OpenAI's latest large language model, GPT-5, has successfully completed the classic video game Pokémon Red in approximately seven days, marking a significant milestone in AI's ability to navigate complex, goal-oriented environments. This achievement highlights the model's advanced decision-making and planning capabilities, completing the game in far fewer steps and less time than previous AI attempts. The accomplishment was notably shared by tech observer Haider. on social media, who remarked, "damn... impressive."
The performance metrics released indicate a substantial leap in efficiency. GPT-5 finished the game in just 6,470 steps, a dramatic improvement compared to its predecessor, o3, which required 18,184 steps for completion. This represents an efficiency gain of over 2.8 times.
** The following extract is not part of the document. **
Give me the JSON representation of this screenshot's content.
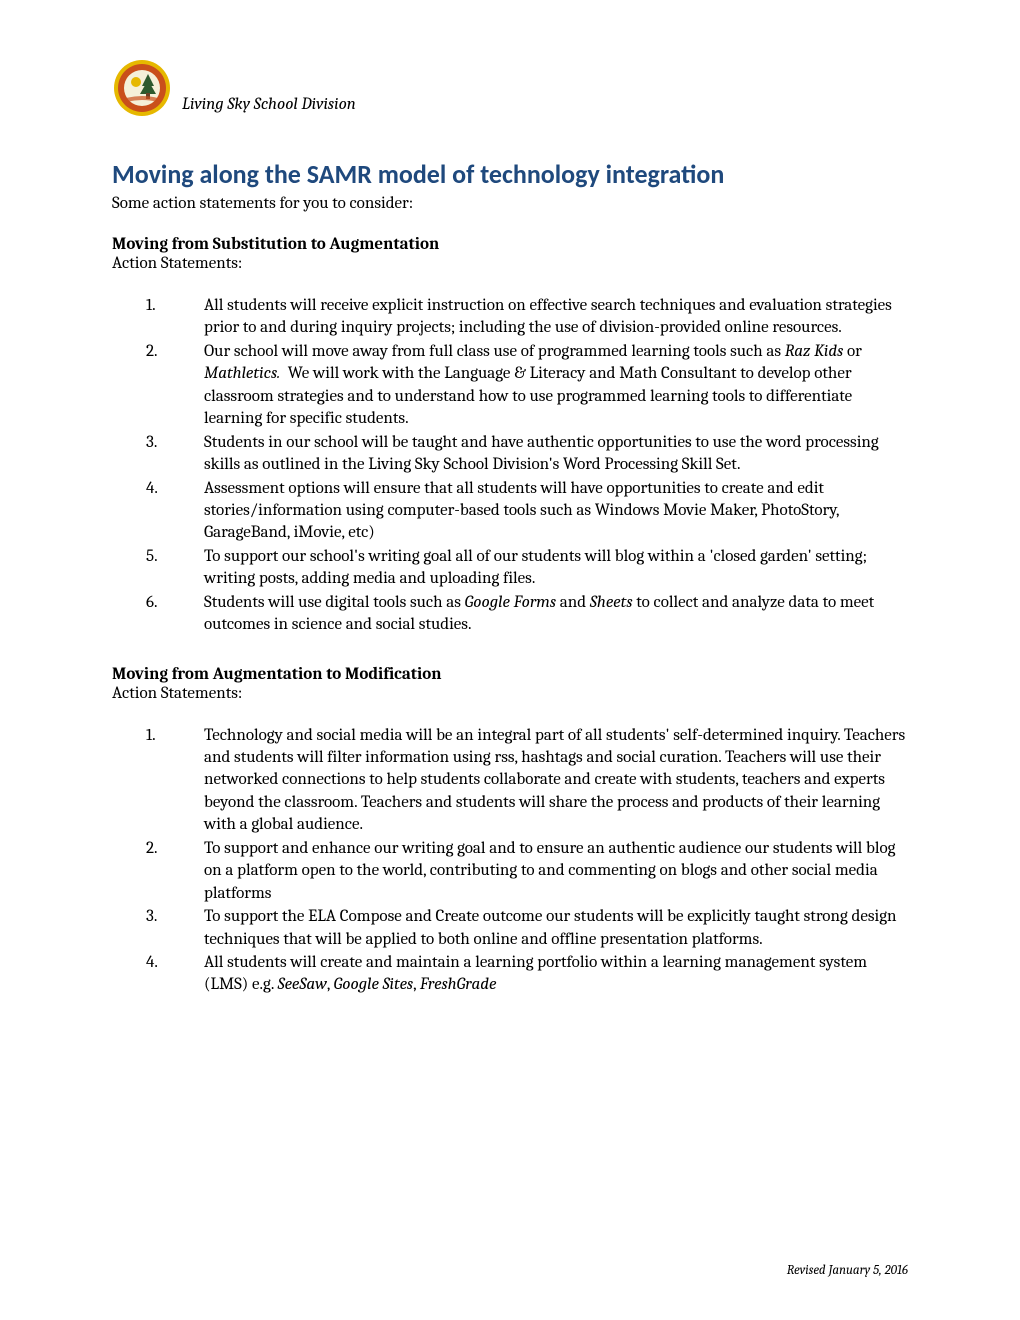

Furthermore, GPT-5's completion time of roughly seven days is less than half of o3's 15-day run, and it reportedly "beat Claude and Gemini by a big margin," according to Haider.'s tweet.
This feat places GPT-5 at the forefront of AI game-playing, a field increasingly used to benchmark the general intelligence and agentic capabilities of large language models. Other prominent AI models have also engaged in the challenge; Google's Gemini 2.5 Pro, for instance, completed Pokémon Blue in May 2025, though with acknowledged "dev interventions" and an "agent harness" to facilitate gameplay. Anthropic's Claude models have also been noted for their progress in playing Pokémon Red, utilizing extended thinking and agent training.
Playing Pokémon Red serves as a robust test for AI due to its requirements for spatial reasoning, long-term planning, and adaptability within a dynamic world. While not a formal academic benchmark, such challenges provide a public and relatable demonstration of an AI's capacity for complex problem-solving. Following this success, discussions have already begun regarding GPT-5's potential to tackle future challenges, with a "Pokemon Crystal Run" anticipated.